The deduction for qualified moving expenses is also suspended for taxable years 2018 through 2025 for all taxpayers other than active duty members of the military, who must still meet the rules for military moves.

Other provisions that were changed in one or both chambers’ bill that made it into the conference report are:

  • The current law treatment for exclusion of gain on the sale of a principal residence was preserved, where the House bill would have allowed a reduced exclusion, but the ownership and use tests would have been extended from two of the last five years to five of the last eight years. The House bill also would have limited the exclusion to once every five years. The Senate bill mostly followed the House bill, but the final act does not include either provision.
  • For taxable years beginning after Dec. 31, 2017, and before Jan. 1, 2026, the mortgage interest deduction limitation is reduced to $750,000 for loans originating after Dec. 14, 2017, and through 2025. The deduction for interest on home equity indebtedness is suspended for the taxable years 2018 through 2025 as well.
  • The penalty for failing to maintain minimum essential health insurance coverage (the individual mandate) was reduced to $0 for months beginning after Dec. 31, 2018, effectively eliminating it.
  • The deduction for the living expenses of members of Congress is also eliminated.
  • The AGI limit for charitable deductions is increased from 50 percent to 60 percent until 2026. However, the 80 percent charitable contribution deduction for contributions made for university athletic seating rights has been eliminated.
  • The deduction for personal casualty losses has been significantly limited. The deduction is generally allowed only if the loss was the result of a federally-declared disaster. For instance, a taxpayer whose home was destroyed by flooding from a burst water pipe would not be allowed a deduction, whereas a taxpayer whose home was flooded as a result of Hurricane Irma would be allowed a deduction.
  • The limitation for gambling losses is expanded to include (in the definition of losses) all deductions incurred in carrying out wagering transactions (for example travel expenses).
  • The alimony expense deduction and corresponding inclusion in income for the recipient spouse is repealed for separation instruments executed after Dec. 31, 2018.
  • Elementary and high school expenses are now qualifying expenses for Section 529 plans, though a provision to allow contributions on behalf of unborn children was dropped as it did not comply with the budget reconciliation rules.
  • Discharge of indebtedness income from a student loan received as a result of the death or total permanent disability of the student will no longer be included in income.
  • The contribution limits for ABLE accounts are increased in specific situations, and the designated beneficiary can claim the saver’s credit for amounts contributed to ABLE accounts, and further, rollovers from 529 plans to ABLE accounts will be permitted in some situations.

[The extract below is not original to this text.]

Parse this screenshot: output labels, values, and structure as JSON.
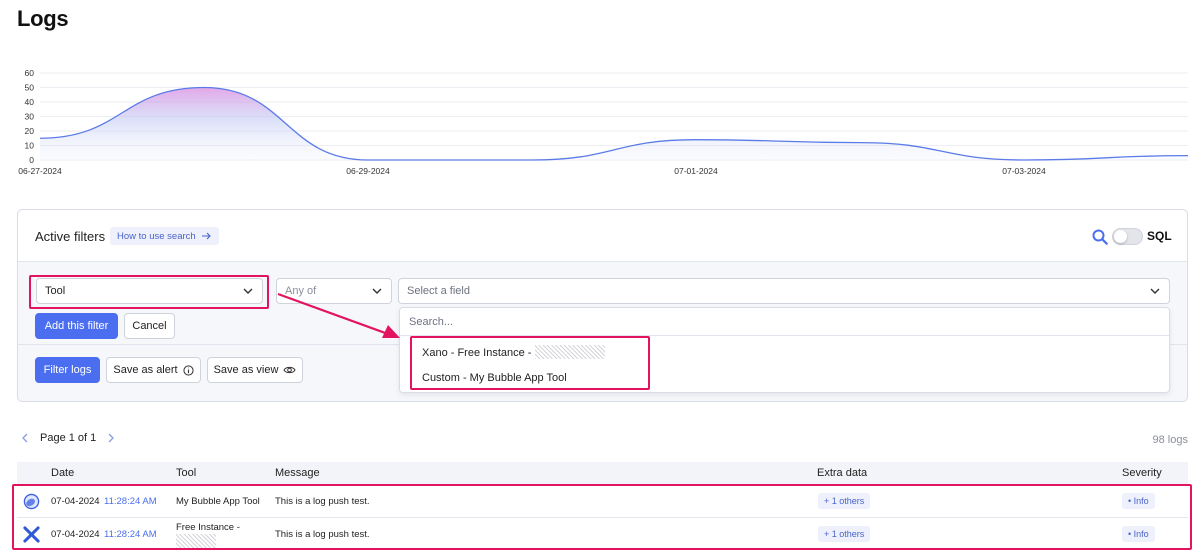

Estates, Trusts, and Gifts

The changes to the estate, trust, and gift taxes are much less extensive than the individual tax changes, but are nevertheless significant. Elimination of the estate tax was not possible due to the potential effect on deficit restrictions under the budget reconciliation rules. Instead, the estate tax exemption was doubled to approximately $11 million for individuals and $22 million for couples. This is paired with an identical increase in the exclusion for the generation skipping transfer tax. Because the estate tax exclusion is unified with the gift tax exclusion, the gift tax will also affect fewer individuals. The doubling of the exemption expires at the end of 2025, along with many of the other individual tax changes.

On the other hand, the annual exclusion amount for gifting remains unchanged, though it increases in 2018 to $15,000/donee/year after inflation adjustments.   Likewise, the combined estate and gift tax rate and generation skipping transfer tax rate both remain unchanged at 40%.   Furthermore, it appears that assets held by a decedent at death will continue to obtain a stepped-up basis to date of death value, as under current law.  This ability to obtain a stepped-up basis will remain a cornerstone of planning for many.